Quando se afirma que as novas técnicas genómicas são apenas uma extensão do melhoramento clássico, omite-se uma diferença essencial. Hoje é possível alterar organismos com uma precisão e uma escalabilidade sem precedentes e, em certos contextos, obter exclusividade jurídica sobre resultados e características, através de diferentes regimes de propriedade intelectual.

Esta combinação entre capacidade técnica e exclusividade legal representa uma mudança qualitativa, e a tecnologia, por si só, não é neutra quando associada a regimes de patentes que retiram do domínio comum aquilo que sempre pertenceu ao coletivo.

A regulamentação em discussão na União Europeia não pode ser analisada apenas pelo prisma da inovação ou da competitividade. Tem de ser lida à luz das suas consequências ecológicas, sociais e culturais, bem como do modo como redistribui poder, acesso e responsabilidade ao longo da cadeia agrícola.

Simplificar avaliações de risco, reduzir obrigações de rotulagem ou normalizar a patenteabilidade de plantas significa deslocar o equilíbrio entre interesse público e interesse privado. E quando esse equilíbrio se rompe, os impactos não recaem sobre quem legisla nem sobre quem patenteia. Recaem sobre os ecossistemas e projetam-se sobre as gerações futuras.
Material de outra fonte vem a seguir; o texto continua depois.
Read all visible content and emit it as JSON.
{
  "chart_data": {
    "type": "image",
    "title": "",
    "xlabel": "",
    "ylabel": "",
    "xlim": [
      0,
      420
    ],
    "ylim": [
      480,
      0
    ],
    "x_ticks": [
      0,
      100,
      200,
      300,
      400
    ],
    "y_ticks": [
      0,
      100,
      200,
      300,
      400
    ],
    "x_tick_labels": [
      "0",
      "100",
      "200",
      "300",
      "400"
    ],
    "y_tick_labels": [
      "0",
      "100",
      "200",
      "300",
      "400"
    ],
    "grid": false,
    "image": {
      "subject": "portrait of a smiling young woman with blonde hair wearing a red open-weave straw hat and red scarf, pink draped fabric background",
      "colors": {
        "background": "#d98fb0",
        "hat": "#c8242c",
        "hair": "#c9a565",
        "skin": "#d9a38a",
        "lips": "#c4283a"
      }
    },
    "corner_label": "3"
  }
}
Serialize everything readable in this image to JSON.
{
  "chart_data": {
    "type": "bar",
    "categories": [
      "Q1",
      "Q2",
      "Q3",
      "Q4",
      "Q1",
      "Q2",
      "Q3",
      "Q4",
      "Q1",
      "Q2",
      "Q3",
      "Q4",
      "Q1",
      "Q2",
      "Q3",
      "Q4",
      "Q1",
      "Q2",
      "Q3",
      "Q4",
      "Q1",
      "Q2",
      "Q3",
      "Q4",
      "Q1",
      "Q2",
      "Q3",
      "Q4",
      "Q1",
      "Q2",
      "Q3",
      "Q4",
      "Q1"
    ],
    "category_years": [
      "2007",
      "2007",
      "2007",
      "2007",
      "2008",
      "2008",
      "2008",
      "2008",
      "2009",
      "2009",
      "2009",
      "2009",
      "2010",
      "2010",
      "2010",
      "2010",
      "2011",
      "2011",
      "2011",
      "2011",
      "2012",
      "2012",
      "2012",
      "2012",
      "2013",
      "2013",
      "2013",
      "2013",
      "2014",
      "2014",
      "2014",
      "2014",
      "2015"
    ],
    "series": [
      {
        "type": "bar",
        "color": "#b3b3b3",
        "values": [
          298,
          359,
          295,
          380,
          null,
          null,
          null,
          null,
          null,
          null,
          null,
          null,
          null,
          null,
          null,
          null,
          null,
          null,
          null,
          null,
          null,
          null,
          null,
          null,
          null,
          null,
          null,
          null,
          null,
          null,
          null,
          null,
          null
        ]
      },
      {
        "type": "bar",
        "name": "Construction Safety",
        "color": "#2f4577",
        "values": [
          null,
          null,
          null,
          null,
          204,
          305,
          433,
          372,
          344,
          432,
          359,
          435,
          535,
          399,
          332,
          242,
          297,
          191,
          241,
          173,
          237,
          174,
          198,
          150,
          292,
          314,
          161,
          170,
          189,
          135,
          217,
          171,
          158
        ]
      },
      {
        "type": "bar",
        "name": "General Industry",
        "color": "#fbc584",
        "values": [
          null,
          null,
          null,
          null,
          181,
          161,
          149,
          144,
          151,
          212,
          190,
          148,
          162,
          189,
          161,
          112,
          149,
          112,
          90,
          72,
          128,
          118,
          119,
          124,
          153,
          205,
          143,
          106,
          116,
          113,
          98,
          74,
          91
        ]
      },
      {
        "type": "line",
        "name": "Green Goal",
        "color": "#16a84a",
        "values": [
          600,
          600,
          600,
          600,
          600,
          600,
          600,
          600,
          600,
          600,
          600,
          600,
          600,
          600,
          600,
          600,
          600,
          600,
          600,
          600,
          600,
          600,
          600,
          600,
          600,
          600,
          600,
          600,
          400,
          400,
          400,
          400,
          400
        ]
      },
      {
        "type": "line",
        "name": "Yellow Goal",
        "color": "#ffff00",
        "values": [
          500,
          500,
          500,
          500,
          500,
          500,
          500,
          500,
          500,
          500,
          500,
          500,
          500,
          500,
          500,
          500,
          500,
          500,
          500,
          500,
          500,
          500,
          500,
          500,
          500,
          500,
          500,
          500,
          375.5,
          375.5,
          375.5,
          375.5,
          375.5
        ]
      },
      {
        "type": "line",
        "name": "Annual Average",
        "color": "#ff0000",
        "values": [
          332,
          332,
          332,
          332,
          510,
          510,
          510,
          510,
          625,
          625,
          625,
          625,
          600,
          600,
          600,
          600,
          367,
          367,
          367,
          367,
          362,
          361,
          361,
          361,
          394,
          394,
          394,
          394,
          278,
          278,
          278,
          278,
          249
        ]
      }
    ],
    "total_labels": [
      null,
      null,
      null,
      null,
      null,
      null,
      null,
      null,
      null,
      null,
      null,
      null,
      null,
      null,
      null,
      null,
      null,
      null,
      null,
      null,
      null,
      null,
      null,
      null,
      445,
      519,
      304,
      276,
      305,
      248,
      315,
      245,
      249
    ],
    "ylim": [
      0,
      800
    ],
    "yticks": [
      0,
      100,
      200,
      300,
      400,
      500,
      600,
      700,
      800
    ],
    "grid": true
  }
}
Defender a biodiversidade agrícola não é rejeitar a ciência. É levá-la a sério. É reconhecer que a diversidade genética é uma infraestrutura invisível e insubstituível que sustenta a segurança alimentar. É aceitar que nem tudo o que é tecnicamente possível é ecologicamente desejável. É afirmar que a vida, na sua complexidade e interdependência, não pode ser reduzida a um ativo financeiro.

As sementes são mais do que um fator de produção agrícola. São um património comum da humanidade. Quando passam a ser propriedade de alguns, todos empobrecemos. Não apenas em diversidade genética, mas em liberdade, em soberania alimentar e na capacidade coletiva de imaginar sistemas agrícolas verdadeiramente sustentáveis.

Este é o cerne da minha preocupação. Não o medo do novo, mas a recusa em aceitar que o futuro da agricultura seja decidido pela lógica da patente e não pela lógica da vida.